Executives and lobbyists now flock to the Fed, providing elaborate presentations on why their niche industry should be eligible for Fed financing or easier lending terms.Andrews notes,
Hertz, the rental car company, enlisted Stuart E. Eizenstat, a top economic policy official under Presidents Bill Clinton and Jimmy Carter, to plead with both Fed and Treasury officials to relax the terms on refinancing rental car fleets.
Lawmakers from Indiana, home to dozens of recreational-vehicle manufacturers like Gulfstream and Jayco, have been pushing for similar help for the makers of campers, trailers and mobile homes.
And when recreational boat dealers and vacation time-share promoters complained that they had been shut out of the credit markets, Senator Mel Martinez, a Republican from Florida, weighed in on their behalf with the Treasury secretary, Timothy F. Geithner, who promised he would take up the matter with the Fed.
The central bank is increasingly having to make politically sensitive choices. For example, it is weighing whether loans to people who buy speedboats and snowmobiles are as worthy of help as those to people who buy cars. And it is being besieged by arguments from R.V. manufacturers and strip-mall developers that they play a crucial role in the economy and also deserve help.And the lobbying of the Fed, and the Treasury, by industry groups and politicians has increased.

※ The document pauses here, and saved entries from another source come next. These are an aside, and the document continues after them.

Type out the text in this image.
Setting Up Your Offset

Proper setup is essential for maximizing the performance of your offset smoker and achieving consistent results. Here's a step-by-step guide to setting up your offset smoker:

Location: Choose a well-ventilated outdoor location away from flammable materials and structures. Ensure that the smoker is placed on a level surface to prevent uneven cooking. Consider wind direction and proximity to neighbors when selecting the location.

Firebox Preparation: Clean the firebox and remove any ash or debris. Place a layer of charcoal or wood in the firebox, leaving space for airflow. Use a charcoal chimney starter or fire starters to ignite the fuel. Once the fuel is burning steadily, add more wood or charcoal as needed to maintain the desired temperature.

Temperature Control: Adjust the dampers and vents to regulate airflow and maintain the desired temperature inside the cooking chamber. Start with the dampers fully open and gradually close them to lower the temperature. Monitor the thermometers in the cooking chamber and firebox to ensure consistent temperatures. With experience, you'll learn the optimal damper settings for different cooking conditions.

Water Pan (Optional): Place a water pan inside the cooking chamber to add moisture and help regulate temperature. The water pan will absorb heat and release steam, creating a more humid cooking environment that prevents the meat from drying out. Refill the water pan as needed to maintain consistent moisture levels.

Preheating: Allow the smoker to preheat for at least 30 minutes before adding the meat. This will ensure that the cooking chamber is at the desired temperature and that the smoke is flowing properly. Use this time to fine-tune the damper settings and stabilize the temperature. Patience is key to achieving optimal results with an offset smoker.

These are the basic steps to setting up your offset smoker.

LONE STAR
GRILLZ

But the Recreational Vehicle Industry Association and Indiana lawmakers — among them, Representative Joseph Donnelly, a Democrat, and Representative Marc Souder, a Republican — were already lobbying the Fed to include loans for recreational vehicles on its list of eligible collateral that the Fed would accept.The Andrew's article also says that
They were not alone. Rental car companies were pushing the Fed to finance their fleets. Hertz, which is owned by two private equity firms — the Carlyle Group and Clayton, Dubilier & Rice — hired Mr. Eizenstat to make its case.
In trying to persuade the Fed to relax its loan terms, Mr. Eizenstat led delegations of Hertz officials to both the Treasury and the Fed. They reached out to Ron Bloom, the co-chairman of the Treasury Department’s auto task force, as well as to top aides to Mr. Geithner. They also made detailed financial presentations to Fed officials in Washington and New York.
Fed officials say they, too, are uncomfortable with their new role and hope to end it as soon as credit markets return to normal.But may it not be that the Feds very involvement is one of the things preventing, or at least slowing down, that return to normal?
The task of allocating credit can only become more political and less subject to rigorous economic analysis within this type of framework. When politics rather than economics allocate credit the results are predictable, a misallocation of credit will occur. Businesses that shouldn't get credit, on economic grounds, will obtain it simply because they are better at playing the political game. Those with less lobbying skills, but perhaps better business ideas, will miss out. And ultimately the standard of living of ordinary Americas will suffer because of it.